Too many to take head-on, not in this condition. Footsteps pounded behind him, fast and relentless. One lunged from the side—
He grabbed a metal rod off the wall without slowing, pivoted sharply, and swung. It crashed into the first vampire's face and sent it flying back into the others.
He didn't stop.
Another came in from the front. He drove the rod forward, the impact cracking hard against bone as Ether Mode flickered through his movements, just enough to stagger it.
Space. That's all he needed.
He pushed forward, weaving through the structure, buying seconds wherever he could as the sound of pursuit closed in behind him.
After a while, the noise died down.
Henry sat on one of the bodies, using it more like a chair than anything else. The concrete around him was littered with broken forms—faces smashed in, skulls caved, limbs bent wrong.
The hammer was still in his hand, coated in thick, dark blood that wasn't his. He wiped some off his cheek with the back of his wrist and exhaled slowly.
"This wasn't random," he muttered, looking around the space.
He leaned forward, resting the hammer across his knees.

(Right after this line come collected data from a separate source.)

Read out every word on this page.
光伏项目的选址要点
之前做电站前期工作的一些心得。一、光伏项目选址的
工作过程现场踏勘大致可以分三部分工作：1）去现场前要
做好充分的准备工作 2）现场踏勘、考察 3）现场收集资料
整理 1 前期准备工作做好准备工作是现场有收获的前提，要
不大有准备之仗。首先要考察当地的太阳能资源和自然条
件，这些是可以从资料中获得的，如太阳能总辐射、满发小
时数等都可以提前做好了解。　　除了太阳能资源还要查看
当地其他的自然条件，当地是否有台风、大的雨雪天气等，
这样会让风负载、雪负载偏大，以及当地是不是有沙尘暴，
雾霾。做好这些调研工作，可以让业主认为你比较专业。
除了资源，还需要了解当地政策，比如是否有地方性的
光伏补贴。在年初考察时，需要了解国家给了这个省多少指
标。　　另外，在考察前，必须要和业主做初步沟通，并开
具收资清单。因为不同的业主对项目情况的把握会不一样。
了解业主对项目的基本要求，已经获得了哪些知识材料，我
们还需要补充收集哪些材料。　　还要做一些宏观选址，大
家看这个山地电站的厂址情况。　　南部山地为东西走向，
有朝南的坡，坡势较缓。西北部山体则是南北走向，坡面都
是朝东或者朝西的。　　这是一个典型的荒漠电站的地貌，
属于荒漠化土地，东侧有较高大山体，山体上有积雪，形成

"Someone dropped me straight into a vampire nest." He said it quietly, working through it. "That doesn't just happen."
His jaw tightened.
"Trap."
Because the way it happened—the moment his hand touched that handle, the pull, the shift—it wasn't luck.
Magic.
Henry frowned, running through possibilities. "Witch, maybe. They're the only ones who mess with space like that."
He paused. Then shook his head.
"No. I haven't pissed off any witch. Not enough for this."